A spokesman for Gov. Walker told Newsradio 620 WTMJ that their numbers come from the State Budget Office.

"Our reforms have reversed a decade of property tax increases from previous administrations," said Governor Walker in a statement. 

When further asked about the property tax numbers by Newsradio 620 WTMJ's Charlie Sykes, Walker used the opportunity to state his case in the upcoming gubernatorial recall election.

"For Tom Barrett, Kathleen Falk or anyone else talking about putting back collective bargaining, (it) will ensure that property taxes will go up in the future."

"Had we kept in place the policies that Jim Doyle and the Democrats who were in charge before I and the new majorities came in office, those same property tax bills would have gone up by $700 for this (two-year) budget.  It's clear that if we go back to the policies which would essentially give Jim Doyle a third term...we would see an increase in property taxes."

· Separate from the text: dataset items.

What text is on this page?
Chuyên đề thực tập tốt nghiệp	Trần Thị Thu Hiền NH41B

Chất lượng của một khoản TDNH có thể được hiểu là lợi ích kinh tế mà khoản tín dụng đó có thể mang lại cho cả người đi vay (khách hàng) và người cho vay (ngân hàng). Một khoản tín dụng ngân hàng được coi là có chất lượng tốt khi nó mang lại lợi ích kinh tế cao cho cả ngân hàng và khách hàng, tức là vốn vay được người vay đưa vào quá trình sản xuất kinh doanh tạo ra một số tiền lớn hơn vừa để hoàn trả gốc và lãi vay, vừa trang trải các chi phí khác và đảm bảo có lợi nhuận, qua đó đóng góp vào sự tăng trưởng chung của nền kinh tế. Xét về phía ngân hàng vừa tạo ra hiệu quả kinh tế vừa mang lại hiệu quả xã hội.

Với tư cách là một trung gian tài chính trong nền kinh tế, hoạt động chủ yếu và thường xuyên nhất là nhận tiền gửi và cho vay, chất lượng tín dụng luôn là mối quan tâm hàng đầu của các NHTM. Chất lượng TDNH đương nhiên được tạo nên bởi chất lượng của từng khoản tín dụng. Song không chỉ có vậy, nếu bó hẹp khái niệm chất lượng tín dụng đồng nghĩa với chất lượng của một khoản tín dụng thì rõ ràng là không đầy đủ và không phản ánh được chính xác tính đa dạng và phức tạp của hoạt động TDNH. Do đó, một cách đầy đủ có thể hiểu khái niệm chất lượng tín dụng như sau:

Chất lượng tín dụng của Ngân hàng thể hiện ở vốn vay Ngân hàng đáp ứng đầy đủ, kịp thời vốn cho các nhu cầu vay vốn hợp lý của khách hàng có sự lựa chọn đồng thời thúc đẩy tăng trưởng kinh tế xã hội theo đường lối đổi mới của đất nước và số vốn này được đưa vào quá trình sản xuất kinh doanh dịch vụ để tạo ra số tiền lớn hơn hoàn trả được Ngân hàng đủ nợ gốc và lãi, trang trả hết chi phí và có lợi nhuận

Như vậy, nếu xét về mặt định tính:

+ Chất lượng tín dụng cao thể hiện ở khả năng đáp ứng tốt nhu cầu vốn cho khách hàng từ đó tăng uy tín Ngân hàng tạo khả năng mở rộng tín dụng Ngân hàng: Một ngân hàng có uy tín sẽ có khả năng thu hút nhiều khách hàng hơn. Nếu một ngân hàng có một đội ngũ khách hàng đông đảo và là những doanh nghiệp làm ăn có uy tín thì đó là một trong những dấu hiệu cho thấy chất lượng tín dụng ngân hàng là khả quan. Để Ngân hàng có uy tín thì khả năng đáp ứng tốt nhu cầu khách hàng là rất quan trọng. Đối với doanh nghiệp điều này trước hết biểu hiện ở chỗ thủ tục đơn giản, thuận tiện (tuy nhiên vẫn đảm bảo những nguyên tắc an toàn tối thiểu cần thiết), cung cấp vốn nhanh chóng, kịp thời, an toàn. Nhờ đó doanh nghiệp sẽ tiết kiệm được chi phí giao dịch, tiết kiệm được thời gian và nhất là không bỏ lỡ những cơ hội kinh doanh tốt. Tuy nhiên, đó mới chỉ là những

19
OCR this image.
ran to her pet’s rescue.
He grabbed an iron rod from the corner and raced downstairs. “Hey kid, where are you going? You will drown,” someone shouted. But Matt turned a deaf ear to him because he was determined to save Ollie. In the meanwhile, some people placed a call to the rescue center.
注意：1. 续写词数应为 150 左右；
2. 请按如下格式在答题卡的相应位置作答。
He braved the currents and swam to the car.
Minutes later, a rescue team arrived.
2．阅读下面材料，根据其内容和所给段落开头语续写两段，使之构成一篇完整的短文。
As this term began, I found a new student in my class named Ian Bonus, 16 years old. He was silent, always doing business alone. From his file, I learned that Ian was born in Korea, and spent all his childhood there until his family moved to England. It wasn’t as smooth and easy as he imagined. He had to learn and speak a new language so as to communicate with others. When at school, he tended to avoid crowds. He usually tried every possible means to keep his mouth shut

Democratic Party of Wisconsin spokesman Graeme Zielinski sent Newsradio 620 WTMJ the following statement in response:

"This is a deceitful premise and part of a job-losing political shell game. Scott Walker's unfunded state mandate imposed a property tax freeze on localities at the same time decimating state aid. This has led to layoffs and diminished services.  Dozens of school districts and localities have actually had to increase local taxes, as well as hikes on fees.

"The real question is who gets a tax break-the rich certainly do. But Walker's tax giveaway of $2.3 billion is paid for not only through deep cuts in education, health care and other services-he also raised taxes on seniors and the working poor, to the tune of $70 million. This includes a $14 million increase resulting from the end of the Homestead Tax Credit, and a $56.2 million increase on low wage workers.

"Scott Walker raised taxes on those least able to pay and gave tax breaks to the super-rich in a way that didn't create a single job, with Wisconsin leading the nation in job loss in 2011."